Wednesday, February 11, 2015


Fashion styling is one of the fast growing careers in this modern day and age. Given the power and influence of tri-media and online channels, most industries have invested more attention and effort in brand and image. Part of marketing and advertising brands is communicating values and image to your audience by way of visuals and imagery. Both require expertise in putting together style elements into one set, putting a scene into life by way of providing all the essentials, including wardrobe, that each set up requires. This is where a stylist comes in handy. 
Pam Quiñones, Liz Uy, Rainier Dagala… These are just few of the names that ring a bell when the term fashion styling comes to mind. The demand for fashion stylists originated from the need for a professional and creative eye to help improve a person or a company’s image and conceptualize ideas for commercials, film productions and magazine shoots. Most of the people of this profession work freelance while some are employed in publishing and events companies, advertising agencies, fashion designers, retail brands, etc.  
In Durianburg, one of the many who are slowly creating a name for himself/herself is Angela “Ella” Canave Anung, a 24-year old Accountancy graduate. Her foray into the fashion scene proved to be a sensible choice as she had always been fascinated with clothing design as early as high school age. “I knew where my passion lies, so I summed up my guts to do some self-study and email professional stylists for tips and info on how to make a career in fashion,” says Ella. “I also messaged photographers and designers in town, offered them my services as stylist for their pictorials. I knew I had to establish myself first by creating a good portfolio to show everyone what I can do.” Soon, Ella got calls from clients asking for her help in engagement shoot while some are for collaborative work for magazine and portrait shoots.

“When I do styling projects/stints, I always ask for the theme and peg of the shoot, considering the point of view of the photographer and client. Then I ask about the personalities of the subject/s or model/s. Are they comfortable wearing anything or they just want to stick on a certain type of selections?  It’s also important to see the model, or at least a full body photo, so I can be familiar with the body type I’m going to style. I, then, create the ideal shape for the subject/model. The purpose is to find a focal point and come up with a creative style that falls at a flattering angle. For example, exposing skin below your neck down to the boob cleavage can finely draw the eye downward, giving an illusion of a longer upper body silhouette. From there, I research for ideas on how to make the peg unique and attention worthy (e.g. poses, hair and makeup, lighting, clothing textures, possible props, etc.). After that, I scout, gather and produce the props needed.”

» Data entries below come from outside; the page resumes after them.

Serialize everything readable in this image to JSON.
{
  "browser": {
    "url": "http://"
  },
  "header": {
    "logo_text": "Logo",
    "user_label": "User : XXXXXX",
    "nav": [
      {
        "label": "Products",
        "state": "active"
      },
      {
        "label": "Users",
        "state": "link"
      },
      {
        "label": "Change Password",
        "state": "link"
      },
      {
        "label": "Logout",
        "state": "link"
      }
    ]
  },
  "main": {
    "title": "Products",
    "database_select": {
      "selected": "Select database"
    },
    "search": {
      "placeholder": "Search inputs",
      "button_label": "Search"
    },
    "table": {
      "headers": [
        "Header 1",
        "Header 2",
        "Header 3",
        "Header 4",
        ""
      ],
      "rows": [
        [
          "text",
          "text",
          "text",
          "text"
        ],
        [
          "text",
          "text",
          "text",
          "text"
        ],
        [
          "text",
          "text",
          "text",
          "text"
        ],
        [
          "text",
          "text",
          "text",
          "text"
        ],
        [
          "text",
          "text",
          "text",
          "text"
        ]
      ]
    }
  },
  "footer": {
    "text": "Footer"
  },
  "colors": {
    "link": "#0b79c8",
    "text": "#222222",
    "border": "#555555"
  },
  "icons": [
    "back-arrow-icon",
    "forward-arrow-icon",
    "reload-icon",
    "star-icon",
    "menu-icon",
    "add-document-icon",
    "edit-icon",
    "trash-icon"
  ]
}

Sharing her insights on the modern day woman, Ella takes into consideration a utilitarian wardrobe to complement the versatile woman in this cosmopolitan world. “A modern woman has a classic sophistication which can get her through the many seasons without sacrificing comfort and function. She follows her instincts and I believe we are more knowledgeable of which cuts and prints flatter her curves and smile. She is able to pull off a look and make it seem effortless for her.”
(Photos by Paul Borromeo of Leadfoto Studios)
Style tips from Ella:
Corporate Wear  “Remember, you want to look respectable and stylish. You can always play with colors (such as teal, burgundy, plum) and prints (stripes, bold patterns) -- though for me it’s best to keep your colors in the same hue but different shades. Neutrals are your best friend. Choose flats or heels either but best to say no to embellishments, gems, or anything with glitters.”
Cockatail Events“Keep your look somewhere between low-key and posh. You don’t want to look like a walking chandelier, ey? But before choosing your wardrobe, know the theme of the event. Keep your skirt length at knee-low or mid-thigh high (at most).”
Street Casual “Your best weapon is your personality.  Whatever you want to echo when you’re out in the streets or just strolling in the mall, go for it. Mix and match if you want, just keep everything in moderate. Let’s say, there’s wrong with print on print; as long as it doesn’t blind the eyes. Or button-downs paired with a leather pencil skirt paired with sneakers are quick fixes for you. Just take note, street casual calls for a laidback and effortless flair.”

Formal “Understand the dress code. Consider wearing clothes that can be dressed up or dressed down. If you think you’re overly dressed, convert your look to a semi-formal one by maybe removing an accessory or removing the tie for men and opening one button on top. I encourage ladies to fit their chosen dress a day/s before the event. This will give you time to make the necessary alterations. With accessories, avoid being so matchy-matchy. Accessories should complement your entire look. Perfect fit is the key! You must be confident enough to strut your look!  Kapag bongga ang fit sayo at nakakaflatter ang dress, mas masarap irampa! With accessories, avoid being so matchy-matchy. Accessories should complement your entire look. Then heels for the ladies! Nude ones are the safest choice. However, if the shoe design complements the look, I’d say, why not?”
---Story published on my newspaper column, Metro Mom.
A1 and A4, INdulge, Edge Davao, Vol. 7 Issue no. 233, 11 February 2015.